Aug 04 23:53:24 example1 nomad[2935]: ==> Loaded configuration from /etc/nomad.json
Aug 04 23:53:24 example1 nomad[2935]: ==> Starting Nomad agent...
Aug 04 23:53:24 example1 skyflake-install-cache-gc-start[2941]: Error submitting job: Put "http://127.0.0.1:4646/v1/jobs": dial tcp 127.0.0.1:4646: connect: connection refused
Aug 04 23:53:24 example1 systemd[1]: skyflake-install-cache-gc.service: Main process exited, code=exited, status=1/FAILURE
Aug 04 23:53:24 example1 systemd[1]: skyflake-install-cache-gc.service: Failed with result 'exit-code'.
Aug 04 23:53:24 example1 systemd[1]: skyflake-install-cache-gc.service: Consumed 17ms CPU time, received 40B IP traffic, sent 60B IP traffic.
I suspect it may be due to having virbr0
set up by libvirtd
or podman
or something? I'm still trying to figure it out.

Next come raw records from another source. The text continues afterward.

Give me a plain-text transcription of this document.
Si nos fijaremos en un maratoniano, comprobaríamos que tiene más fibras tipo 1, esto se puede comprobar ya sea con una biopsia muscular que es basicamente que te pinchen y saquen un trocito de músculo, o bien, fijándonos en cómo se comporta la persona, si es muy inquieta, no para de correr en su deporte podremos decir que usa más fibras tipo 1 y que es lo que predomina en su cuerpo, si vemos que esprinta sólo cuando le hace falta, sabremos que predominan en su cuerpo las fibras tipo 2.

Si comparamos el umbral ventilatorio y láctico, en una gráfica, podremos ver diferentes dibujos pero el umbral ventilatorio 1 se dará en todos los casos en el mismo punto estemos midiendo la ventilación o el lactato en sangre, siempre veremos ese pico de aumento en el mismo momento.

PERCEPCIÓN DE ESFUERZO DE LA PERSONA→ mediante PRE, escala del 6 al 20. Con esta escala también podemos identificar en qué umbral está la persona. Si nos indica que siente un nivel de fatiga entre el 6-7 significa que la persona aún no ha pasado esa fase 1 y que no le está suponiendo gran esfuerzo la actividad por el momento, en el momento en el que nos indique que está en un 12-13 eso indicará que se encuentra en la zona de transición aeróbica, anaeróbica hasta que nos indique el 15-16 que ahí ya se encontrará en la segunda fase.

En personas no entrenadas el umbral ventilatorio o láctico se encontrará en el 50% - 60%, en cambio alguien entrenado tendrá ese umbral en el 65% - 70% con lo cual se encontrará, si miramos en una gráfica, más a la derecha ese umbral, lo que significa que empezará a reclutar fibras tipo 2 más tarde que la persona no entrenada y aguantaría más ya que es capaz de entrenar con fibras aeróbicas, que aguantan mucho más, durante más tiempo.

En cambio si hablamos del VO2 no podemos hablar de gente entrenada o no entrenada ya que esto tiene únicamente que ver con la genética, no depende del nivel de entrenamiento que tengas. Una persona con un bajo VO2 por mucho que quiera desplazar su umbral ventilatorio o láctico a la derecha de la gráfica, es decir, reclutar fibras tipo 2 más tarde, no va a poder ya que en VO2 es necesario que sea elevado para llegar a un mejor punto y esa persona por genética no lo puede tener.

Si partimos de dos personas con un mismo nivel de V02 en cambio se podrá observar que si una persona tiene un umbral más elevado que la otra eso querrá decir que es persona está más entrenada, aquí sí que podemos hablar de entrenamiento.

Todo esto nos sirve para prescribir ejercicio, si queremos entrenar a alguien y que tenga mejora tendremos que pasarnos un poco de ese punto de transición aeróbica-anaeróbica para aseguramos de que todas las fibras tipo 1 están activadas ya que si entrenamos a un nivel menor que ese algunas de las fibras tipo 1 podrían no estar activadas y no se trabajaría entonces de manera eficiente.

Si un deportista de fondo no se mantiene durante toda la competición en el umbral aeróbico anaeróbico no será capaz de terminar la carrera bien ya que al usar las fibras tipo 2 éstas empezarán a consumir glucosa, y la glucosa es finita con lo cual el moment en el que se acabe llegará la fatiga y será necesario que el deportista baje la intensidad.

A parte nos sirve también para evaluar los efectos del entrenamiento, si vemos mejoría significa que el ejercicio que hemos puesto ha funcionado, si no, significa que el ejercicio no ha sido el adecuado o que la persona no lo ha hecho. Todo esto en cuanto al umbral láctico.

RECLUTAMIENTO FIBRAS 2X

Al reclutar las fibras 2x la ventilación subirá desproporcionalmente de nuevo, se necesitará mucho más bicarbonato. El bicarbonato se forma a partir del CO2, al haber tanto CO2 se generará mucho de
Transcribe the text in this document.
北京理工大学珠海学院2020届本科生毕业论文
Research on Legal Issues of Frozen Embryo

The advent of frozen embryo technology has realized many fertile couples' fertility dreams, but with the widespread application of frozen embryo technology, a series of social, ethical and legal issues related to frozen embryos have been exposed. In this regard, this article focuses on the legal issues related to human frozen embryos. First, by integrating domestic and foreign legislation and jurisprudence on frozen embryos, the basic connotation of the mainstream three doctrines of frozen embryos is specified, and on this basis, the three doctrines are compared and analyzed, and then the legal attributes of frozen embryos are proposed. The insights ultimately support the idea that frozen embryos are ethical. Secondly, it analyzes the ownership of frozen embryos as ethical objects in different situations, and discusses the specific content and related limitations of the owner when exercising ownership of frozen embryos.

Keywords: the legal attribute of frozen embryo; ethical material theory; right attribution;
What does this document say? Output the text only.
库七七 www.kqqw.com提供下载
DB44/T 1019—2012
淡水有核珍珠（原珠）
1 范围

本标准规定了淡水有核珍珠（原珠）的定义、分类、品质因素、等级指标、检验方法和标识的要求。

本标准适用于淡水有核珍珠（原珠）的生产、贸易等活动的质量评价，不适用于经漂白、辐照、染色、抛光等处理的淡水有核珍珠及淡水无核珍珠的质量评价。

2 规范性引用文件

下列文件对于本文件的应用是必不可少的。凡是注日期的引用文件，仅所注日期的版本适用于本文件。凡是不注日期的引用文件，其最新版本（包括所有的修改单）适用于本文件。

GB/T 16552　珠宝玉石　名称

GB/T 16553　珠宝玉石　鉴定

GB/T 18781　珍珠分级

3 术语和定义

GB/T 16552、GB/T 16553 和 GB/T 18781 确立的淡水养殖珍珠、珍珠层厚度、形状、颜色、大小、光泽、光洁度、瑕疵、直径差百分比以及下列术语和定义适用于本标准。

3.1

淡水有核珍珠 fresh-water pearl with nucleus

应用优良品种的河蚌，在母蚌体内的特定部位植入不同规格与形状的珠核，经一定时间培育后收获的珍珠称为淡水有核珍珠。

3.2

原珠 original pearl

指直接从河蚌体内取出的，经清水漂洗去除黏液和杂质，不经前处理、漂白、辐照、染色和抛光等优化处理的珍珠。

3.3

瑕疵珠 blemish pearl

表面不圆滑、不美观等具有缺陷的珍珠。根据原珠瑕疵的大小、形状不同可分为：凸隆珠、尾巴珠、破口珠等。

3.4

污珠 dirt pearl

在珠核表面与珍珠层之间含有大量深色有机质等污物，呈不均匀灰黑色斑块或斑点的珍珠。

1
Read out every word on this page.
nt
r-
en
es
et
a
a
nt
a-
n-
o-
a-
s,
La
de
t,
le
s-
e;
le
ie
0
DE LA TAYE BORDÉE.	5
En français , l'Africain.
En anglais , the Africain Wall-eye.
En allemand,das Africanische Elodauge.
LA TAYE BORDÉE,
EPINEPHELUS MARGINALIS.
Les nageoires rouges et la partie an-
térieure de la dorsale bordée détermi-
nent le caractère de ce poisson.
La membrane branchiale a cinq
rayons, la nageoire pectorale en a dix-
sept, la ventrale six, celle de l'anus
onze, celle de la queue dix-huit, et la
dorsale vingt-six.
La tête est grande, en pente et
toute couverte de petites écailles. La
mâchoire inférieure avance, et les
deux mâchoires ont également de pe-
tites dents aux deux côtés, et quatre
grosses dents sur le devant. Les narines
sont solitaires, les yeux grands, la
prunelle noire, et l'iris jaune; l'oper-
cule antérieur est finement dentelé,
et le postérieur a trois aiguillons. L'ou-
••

Could you please share your skyflake.nomad
config?
It's just the one in example-server.nix
:
nomad = {
servers = [ "example1" "example2" "example3" ];
client.meta = {
example-deployment = "yes";
};
};
The example vms use the fec0::/64
range which is dropped by NixOS 23.05's neat nixos-fw-rpfilter feature.
Quick and dirty workaround: ip6tables -t mangle -F PREROUTING
on the host
Also, /dev/vdc has become /dev/vdb
None of the
ceph-mds
daemons manage to successfully start, and so no ceph filesystems can be mounted.